Time to hit you with my PROJECT PHILOSOPHY (drumroll please)...


You see, it is my experience that if you look at any given project, you basically have three main measurable components to manage:  TIME, MONEY, and QUALITY.  And further, you can optimize for any one of those things, but then usually the two other facets will be reduced in importance.  For instance, you can want a sofa VERY FAST and for VERY CHEAP, but then the results will probably deliver in the range of LOWER QUALITY.  Is this a bad thing?  Nope, not at all, as long as you are aware of the trade-off and you are willing to sacrifice for it in the end product's longevity and performance.  Conversely, if very HIGH QUALITY is your only strong objective, then you will find you need to wait longer and pay more money (Crocodile Hermès Birkin, anyone?) for that single extreme objective to be met.  I think you understand the gist.  You can hit two aspects most of the time, but rarely can you get them without significantly short-changing the third.


What I find myself trying to do for clients, with this knowledge and philosophy in place,  is trying to get into the sweet spot (the STAR on my picture) where we are optimizing for ALL three objectives without sacrificing too much on any one of them.  I truly DO want to get you the best quality items I can find, for the least amount of cost and the fastest I can do it.  For each element in the room, that sweet spot will be different, but my set-point objective will be to try to keep, and optimize, the balance---all based on your needs and wants.


You see, I think when you hit the sweet spot you are actually swimming in something wonderful called VALUE!  To me, that means that the perception that you, the client, has of whatever we are doing/purchasing/making has a high value to you because we are meeting your needs and exceeding your (realistic) expectations!  I don't want to source elements for you that are inflated or high-ticket just for the sake of being high-ticket, and I don't want the process to take a longer time to complete so that I can bill you for more hours.  I think a fear of the unknown--specifically about skyrocketing hourly fee charges AND not knowing if the decorator will impose their design will on you even if that is not the style outcome that suits your taste or lifestyle--keeps people from hiring a decorator.  "Unendingly expensive" and "Dictatorial"--two very legitimate reasons to cause fear and halt progress!  That is why I created my business on the backdrop of transparent hourly billing to the level of service that suits YOU best--this make really good sense for both sides of the equation!  Nothing opaque, and you are driving the bus.

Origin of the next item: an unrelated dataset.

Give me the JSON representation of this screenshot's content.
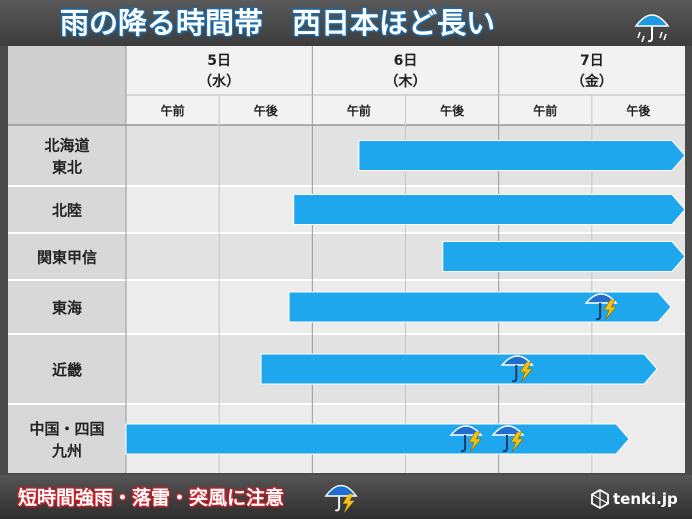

Together, we can finish one room at a time (or more), on budget (or darned close) and with a minimum of fuss...I know we can.  It's what I do!


You can't make me STOP watching HGTV, it's just way too fun to watch!  And I don't want you to stop watching either.  It's a bottomless wellspring of ideas, decorating inspirations and feel-good stories.  Just make sure that when you bring "reality television" into REAL reality, you manage your expectations with respect to the three aspects of TIME, MONEY and QUALITY.  That way you can be genuinely and authentically thrilled with YOUR decorating outcome and your WOWZA reveal!